Expensive Janitor - The True Stories Of A Trial Lawyer

Book excerpt

Chapter One - Another Day In Purgatory

Hi, my name is David and I am an expensive janitor.  Why expensive janitor you ask?  Because I am a lawyer, a litigator actually which according to that 90’s cheesy movie, Clueless, is the ‘Scariest kind of lawyer.’   So you probably get the expensive bit as lawyers while not cheap can be had, but maybe you’re confused by the janitor bit.  Perfectly understandable, but by the end of this book, you should have a pretty good idea what I am talking about.  Essentially, when you, being the potential client, make a complete mess of your life, and trust me you will; I will clean up your mess, but for a price.

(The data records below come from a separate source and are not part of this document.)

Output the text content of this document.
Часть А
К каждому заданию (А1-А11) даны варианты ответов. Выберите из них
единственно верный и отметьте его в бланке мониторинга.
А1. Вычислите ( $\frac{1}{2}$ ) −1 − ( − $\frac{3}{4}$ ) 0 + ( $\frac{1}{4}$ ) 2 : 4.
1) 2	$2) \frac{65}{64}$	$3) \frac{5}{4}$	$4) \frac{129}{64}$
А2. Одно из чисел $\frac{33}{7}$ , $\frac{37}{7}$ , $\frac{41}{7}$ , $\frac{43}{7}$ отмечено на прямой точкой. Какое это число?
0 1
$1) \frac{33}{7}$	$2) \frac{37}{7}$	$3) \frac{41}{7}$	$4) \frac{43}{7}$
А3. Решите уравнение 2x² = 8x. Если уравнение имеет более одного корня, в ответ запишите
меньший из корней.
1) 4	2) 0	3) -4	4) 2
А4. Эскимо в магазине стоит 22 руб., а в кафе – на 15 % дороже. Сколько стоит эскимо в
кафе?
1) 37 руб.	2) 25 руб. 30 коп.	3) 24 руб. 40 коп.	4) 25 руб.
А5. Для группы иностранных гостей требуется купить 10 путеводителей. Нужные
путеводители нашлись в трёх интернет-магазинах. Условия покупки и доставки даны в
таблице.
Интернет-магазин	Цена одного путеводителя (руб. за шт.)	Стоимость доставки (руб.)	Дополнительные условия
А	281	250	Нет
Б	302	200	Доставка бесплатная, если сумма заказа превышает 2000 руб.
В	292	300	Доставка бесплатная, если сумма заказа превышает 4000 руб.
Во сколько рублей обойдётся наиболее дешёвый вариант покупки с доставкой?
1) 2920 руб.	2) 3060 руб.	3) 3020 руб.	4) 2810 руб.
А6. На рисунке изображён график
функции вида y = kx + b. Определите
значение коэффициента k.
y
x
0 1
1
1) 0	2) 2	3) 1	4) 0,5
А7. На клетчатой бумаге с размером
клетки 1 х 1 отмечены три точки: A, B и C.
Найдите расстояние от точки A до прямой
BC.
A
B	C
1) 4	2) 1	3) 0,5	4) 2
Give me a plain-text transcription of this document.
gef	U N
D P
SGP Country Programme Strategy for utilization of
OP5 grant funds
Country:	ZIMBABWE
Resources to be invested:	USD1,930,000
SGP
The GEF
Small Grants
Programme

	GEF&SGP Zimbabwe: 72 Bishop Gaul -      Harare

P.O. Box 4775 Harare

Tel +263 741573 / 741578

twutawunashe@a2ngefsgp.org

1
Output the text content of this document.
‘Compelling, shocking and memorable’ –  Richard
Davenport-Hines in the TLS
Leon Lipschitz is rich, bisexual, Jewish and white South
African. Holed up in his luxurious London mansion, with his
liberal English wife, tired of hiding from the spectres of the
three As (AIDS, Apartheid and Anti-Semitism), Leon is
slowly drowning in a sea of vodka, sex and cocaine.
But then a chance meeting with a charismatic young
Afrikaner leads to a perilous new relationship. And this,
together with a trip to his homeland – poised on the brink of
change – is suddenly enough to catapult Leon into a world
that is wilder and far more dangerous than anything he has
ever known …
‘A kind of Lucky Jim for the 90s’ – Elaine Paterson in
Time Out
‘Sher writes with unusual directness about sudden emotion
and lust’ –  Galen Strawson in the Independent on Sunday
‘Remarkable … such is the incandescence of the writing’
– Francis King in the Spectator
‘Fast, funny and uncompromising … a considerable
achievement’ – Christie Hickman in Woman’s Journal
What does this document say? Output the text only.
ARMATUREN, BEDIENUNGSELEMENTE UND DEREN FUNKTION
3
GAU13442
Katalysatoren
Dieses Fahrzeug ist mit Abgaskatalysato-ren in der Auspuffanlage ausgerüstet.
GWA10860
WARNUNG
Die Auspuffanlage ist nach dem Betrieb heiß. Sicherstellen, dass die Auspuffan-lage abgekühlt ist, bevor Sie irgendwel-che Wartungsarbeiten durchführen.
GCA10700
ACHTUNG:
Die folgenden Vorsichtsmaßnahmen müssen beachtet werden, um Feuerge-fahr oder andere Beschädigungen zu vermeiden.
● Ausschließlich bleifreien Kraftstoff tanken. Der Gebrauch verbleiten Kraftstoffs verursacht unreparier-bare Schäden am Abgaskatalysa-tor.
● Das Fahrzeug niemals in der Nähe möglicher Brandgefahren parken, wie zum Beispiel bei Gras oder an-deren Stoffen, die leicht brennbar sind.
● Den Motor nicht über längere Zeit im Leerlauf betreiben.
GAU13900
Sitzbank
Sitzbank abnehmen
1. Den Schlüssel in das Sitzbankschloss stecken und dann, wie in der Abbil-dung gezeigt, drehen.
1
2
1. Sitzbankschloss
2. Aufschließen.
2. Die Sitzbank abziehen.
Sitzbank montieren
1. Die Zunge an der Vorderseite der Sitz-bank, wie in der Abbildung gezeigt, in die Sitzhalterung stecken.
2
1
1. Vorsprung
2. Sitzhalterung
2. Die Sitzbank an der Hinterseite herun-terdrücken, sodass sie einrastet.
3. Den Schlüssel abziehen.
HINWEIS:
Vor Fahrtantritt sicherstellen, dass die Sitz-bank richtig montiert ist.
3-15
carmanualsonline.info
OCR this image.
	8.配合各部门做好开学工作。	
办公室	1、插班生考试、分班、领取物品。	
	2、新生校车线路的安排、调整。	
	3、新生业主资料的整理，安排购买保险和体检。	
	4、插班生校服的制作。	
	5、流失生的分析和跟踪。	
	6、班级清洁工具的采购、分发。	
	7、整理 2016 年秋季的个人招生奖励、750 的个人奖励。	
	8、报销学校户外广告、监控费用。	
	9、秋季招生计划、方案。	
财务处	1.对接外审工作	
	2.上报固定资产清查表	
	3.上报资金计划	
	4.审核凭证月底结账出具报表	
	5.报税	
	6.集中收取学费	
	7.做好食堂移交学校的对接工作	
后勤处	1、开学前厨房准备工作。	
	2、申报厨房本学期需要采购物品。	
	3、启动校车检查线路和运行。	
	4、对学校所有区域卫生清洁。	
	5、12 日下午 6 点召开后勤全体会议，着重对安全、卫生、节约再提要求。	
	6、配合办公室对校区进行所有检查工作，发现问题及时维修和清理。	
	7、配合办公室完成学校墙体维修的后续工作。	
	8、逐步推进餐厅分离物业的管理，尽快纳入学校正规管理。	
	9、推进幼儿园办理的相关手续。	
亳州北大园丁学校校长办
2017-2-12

I thought about calling the book, ‘Expensive Prostitute,’ but I while this is also a correct description of me, I thought that it would confuse the reader who would be thinking they were about to get an expose on a Hollywood Madam instead of the life story of a middle aged fat white guy who cleans up other people’s messes.   Why Expensive Prostitute you ask?  Because instead of selling my body, I whore out my mind, instead.  Frankly most people would pay good money to see me keep my clothes on, rather than take them off in public, so my brain is my commodity.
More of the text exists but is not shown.